MOTIFS DE LA DECISION
Sur la demande d’expertise
L’article 145 du code de procédure civile dispose que « s’il existe un motif légitime de conserver ou d’établir avant tout procès la preuve de faits dont pourrait dépendre la solution d’un litige, les mesures d’instruction légalement admissibles peuvent être ordonnées à la demande de tout intéressé, sur requête ou en référé ».
Il résulte de l’article 145 du code de procédure civile que, pour apprécier l’existence d’un motif légitime, pour une partie, de conserver ou établir la preuve de faits dont pourrait dépendre la solution d’un litige, il n’appartient pas à la juridiction des référés de trancher le débat de fond sur les conditions de mise en œuvre de l’action que cette partie pourrait ultérieurement engager.
A l’appui de sa demande de mesure d’instruction [G] [K] se limite à produire aux débats outre le bon de commande et la facture d’acquisition du véhicule ALFA ROMEO deux factures de réparation l’une en date du 2 août 2024 concernant le remplacement de la courroie de distribution et l’autre en date du 14 janvier 2025 relatif au remplacement du moteur par un moteur échange standard.
Or, aucun constat de commissaire de justice ni aucune expertise amiable n’est produit permettant d’ d’établir la vraisemblance de désordres et de vices, a fortiori antérieure à la vente, qui serait à l’origine de ces interventions .
Par ailleurs si [G] [I] affirme qu’à l’occasion de travaux de peinture réalisés à sa demande il lui aurait été indiqué que le véhicule ALFA ROMEO aurait été impliqué dans un accident de la circulation à l’occasion d’un choc frontal qui ne lui aurait pas été signalé lors de la vente ces allégations ne sont étayés par aucun élément.
En l’absence de tout élément permettant de considérer qu’une action en garantie des vices cachés envisagée par le demandeur ne serait pas vouée à l’echec, la mesure d’expertise sollicité est dépourvue de motif légitime, sera donc rejetée.
Sur les frais du procès
[G] [K] qui succombe, sera tenu aux dépens.

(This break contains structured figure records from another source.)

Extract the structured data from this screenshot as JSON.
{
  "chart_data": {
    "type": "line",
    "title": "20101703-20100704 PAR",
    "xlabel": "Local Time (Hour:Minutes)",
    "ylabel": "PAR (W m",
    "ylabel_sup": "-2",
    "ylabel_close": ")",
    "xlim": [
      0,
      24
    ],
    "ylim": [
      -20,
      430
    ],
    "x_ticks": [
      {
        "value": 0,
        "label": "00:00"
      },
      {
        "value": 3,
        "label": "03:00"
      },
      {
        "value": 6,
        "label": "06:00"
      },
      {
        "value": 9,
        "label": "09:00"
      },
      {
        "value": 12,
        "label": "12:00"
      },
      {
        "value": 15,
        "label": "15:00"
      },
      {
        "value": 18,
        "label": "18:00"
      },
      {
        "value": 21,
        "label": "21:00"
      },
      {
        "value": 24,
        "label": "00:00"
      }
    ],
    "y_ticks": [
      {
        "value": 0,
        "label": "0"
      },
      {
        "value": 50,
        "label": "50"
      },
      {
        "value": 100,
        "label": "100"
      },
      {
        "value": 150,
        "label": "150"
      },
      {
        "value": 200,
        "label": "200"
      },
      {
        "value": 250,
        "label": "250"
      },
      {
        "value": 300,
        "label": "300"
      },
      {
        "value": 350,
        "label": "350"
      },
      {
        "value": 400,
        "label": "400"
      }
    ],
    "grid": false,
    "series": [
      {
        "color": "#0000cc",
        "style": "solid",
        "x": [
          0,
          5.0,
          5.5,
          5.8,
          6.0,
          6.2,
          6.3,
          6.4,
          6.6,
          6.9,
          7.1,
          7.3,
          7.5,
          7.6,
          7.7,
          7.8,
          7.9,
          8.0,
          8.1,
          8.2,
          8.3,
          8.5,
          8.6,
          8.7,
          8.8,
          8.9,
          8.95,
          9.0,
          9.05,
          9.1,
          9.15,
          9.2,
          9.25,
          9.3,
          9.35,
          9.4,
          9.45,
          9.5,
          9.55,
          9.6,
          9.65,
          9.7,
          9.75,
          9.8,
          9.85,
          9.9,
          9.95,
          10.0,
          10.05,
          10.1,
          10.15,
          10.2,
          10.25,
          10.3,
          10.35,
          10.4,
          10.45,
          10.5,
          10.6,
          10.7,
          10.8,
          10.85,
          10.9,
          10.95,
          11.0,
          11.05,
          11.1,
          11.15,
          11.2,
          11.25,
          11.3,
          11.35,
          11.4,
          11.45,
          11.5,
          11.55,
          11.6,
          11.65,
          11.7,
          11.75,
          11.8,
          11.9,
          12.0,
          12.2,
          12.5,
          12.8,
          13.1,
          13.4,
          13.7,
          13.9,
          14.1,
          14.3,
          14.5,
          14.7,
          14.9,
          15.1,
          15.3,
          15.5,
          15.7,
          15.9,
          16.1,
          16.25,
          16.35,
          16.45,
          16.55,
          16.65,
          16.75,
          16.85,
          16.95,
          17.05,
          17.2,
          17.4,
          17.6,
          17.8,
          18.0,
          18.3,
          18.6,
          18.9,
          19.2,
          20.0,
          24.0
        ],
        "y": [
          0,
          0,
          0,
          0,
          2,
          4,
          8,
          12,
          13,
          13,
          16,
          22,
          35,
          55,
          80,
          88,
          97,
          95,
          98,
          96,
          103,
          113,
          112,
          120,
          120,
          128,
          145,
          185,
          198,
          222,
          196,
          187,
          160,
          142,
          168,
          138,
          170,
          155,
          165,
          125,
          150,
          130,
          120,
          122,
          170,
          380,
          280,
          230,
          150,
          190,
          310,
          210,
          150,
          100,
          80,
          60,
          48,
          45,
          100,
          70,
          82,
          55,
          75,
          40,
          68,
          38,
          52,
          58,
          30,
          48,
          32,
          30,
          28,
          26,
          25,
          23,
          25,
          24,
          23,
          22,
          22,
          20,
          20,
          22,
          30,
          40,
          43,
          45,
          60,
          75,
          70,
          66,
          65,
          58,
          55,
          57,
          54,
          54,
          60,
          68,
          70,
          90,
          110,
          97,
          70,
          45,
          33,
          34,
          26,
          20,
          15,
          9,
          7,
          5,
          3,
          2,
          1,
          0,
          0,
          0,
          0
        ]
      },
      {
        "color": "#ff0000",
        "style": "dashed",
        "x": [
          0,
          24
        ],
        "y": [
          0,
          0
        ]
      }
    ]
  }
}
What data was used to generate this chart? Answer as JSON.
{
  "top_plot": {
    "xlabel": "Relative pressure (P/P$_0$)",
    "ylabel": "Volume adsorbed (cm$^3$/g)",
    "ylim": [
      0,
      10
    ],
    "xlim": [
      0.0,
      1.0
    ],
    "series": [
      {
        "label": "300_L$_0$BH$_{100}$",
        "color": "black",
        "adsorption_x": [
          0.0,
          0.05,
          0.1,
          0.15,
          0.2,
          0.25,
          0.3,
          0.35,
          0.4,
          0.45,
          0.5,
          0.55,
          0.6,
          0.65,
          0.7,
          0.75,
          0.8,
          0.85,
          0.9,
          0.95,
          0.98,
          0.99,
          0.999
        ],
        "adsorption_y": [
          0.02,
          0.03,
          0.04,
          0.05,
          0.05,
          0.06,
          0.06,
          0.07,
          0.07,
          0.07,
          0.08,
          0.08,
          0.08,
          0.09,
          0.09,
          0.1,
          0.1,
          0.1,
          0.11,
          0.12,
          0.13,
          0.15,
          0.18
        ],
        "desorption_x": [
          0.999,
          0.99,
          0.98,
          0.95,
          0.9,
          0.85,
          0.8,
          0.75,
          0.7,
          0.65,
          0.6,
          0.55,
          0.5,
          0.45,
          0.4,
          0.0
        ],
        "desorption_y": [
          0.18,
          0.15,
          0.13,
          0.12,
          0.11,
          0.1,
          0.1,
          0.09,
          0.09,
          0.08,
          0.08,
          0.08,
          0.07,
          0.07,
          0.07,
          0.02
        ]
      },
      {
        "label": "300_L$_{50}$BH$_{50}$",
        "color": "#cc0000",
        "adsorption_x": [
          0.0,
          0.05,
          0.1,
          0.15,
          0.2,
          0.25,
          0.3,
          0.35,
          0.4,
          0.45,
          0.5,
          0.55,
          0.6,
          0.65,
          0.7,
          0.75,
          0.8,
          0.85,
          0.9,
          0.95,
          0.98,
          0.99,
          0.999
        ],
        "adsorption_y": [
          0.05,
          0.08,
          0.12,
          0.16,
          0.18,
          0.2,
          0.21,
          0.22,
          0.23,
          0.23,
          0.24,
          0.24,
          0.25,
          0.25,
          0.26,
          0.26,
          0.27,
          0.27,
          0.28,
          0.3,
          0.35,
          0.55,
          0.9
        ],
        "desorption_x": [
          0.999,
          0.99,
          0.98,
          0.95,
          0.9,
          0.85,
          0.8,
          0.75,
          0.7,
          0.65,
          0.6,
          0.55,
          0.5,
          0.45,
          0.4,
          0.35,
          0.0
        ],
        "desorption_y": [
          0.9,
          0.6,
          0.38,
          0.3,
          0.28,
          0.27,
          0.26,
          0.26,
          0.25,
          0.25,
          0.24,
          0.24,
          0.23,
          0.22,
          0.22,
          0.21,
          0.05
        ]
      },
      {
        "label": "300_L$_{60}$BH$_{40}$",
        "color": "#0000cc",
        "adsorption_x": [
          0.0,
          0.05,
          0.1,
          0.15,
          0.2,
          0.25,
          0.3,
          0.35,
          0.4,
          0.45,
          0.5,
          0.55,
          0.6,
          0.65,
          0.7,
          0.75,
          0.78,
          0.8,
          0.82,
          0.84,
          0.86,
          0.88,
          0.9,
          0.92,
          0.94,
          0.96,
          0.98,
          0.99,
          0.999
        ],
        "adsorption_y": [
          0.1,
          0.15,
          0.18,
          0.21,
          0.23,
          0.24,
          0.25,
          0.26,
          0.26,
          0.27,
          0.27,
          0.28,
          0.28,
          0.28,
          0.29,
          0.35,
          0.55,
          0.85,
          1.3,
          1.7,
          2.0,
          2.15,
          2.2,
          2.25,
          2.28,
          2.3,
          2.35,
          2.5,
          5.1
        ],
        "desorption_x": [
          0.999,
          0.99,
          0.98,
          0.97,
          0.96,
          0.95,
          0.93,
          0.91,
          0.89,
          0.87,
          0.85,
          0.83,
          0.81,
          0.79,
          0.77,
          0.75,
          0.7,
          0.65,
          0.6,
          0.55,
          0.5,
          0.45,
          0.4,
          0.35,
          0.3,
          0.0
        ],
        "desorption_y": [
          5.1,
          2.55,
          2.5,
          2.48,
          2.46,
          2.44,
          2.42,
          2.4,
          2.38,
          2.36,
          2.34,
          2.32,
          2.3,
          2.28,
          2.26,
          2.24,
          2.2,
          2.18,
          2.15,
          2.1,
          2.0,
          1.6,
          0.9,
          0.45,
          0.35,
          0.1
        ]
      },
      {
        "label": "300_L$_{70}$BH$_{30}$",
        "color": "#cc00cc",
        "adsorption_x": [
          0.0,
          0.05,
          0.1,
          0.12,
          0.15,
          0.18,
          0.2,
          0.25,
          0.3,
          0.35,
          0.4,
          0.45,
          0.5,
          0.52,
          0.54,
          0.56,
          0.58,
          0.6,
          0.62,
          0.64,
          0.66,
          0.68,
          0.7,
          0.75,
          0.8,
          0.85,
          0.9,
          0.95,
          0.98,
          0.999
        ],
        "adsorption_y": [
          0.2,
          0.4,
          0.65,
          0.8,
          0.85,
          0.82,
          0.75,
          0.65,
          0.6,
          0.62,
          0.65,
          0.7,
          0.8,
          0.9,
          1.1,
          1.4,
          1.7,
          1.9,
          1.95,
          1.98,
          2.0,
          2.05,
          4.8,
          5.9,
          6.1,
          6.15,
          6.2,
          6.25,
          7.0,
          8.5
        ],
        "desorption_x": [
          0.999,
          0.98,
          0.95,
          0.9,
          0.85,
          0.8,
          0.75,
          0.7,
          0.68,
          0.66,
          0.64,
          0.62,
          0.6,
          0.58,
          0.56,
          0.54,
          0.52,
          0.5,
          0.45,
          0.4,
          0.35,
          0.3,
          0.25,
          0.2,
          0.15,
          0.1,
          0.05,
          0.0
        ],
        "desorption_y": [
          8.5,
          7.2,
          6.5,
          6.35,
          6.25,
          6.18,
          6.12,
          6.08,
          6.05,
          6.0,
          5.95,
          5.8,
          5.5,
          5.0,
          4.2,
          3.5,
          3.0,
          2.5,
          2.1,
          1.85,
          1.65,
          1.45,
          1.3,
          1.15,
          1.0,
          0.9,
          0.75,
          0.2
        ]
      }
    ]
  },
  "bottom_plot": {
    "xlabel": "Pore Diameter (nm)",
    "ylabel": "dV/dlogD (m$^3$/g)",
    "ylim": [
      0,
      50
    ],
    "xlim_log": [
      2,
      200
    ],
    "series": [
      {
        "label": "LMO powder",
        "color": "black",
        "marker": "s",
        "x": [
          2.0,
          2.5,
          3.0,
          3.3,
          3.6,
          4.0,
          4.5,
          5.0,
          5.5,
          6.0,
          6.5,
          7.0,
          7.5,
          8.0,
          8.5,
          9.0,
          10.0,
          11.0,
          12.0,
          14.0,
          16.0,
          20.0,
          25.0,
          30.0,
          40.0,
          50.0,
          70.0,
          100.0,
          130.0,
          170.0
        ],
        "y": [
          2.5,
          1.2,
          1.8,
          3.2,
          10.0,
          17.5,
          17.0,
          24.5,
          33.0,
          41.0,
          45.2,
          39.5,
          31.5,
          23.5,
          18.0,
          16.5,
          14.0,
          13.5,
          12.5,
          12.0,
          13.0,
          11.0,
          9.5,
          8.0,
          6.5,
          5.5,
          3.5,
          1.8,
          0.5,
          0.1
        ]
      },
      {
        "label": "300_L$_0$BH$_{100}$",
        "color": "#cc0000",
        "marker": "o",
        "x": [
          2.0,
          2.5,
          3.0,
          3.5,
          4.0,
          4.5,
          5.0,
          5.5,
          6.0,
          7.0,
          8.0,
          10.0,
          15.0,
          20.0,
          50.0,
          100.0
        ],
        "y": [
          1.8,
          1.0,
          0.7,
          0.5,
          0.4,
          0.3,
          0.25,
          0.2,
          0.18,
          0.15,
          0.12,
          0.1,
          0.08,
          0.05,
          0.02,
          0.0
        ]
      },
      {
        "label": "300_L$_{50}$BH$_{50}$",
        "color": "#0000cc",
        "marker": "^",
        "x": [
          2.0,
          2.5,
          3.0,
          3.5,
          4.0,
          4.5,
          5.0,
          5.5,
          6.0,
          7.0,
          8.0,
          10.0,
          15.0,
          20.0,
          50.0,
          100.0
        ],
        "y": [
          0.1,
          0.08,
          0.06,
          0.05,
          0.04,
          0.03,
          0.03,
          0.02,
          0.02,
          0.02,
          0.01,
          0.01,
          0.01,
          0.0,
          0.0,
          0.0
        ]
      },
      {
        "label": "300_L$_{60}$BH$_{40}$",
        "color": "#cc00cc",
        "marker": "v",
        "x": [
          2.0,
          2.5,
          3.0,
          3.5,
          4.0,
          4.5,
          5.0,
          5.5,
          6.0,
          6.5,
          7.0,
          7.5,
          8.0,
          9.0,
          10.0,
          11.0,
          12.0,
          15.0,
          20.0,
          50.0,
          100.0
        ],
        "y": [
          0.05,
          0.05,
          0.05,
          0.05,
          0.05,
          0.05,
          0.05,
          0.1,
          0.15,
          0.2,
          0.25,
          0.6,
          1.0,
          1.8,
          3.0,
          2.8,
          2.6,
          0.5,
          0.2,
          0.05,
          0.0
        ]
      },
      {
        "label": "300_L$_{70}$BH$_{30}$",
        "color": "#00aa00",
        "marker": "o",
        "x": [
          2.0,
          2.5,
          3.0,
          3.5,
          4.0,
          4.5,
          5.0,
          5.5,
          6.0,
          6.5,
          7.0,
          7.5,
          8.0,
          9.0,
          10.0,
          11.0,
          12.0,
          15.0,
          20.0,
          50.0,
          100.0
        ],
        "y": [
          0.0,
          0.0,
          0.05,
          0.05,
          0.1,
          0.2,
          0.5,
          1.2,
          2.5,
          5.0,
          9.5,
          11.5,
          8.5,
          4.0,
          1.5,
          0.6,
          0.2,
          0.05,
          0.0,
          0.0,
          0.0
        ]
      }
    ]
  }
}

Il sera en outre tenu de payer à la SARL AUTOMOBILES MARTIN une somme de 1 000 euros en application des dispositions de l’article 700 du Code de procédure civile.
PAR CES MOTIFS
Le juge des référés,
REJETTE la demande d’expertise formée par [G] [K] ;
CONDAMNE [G] [K] à payer à la SARL AUTOMOBILES MARTIN la somme de 1 000 euros en application des dispositions de l’article 700 du Code de procédure civile.
CONDAMNE [G] [K] aux entiers dépens.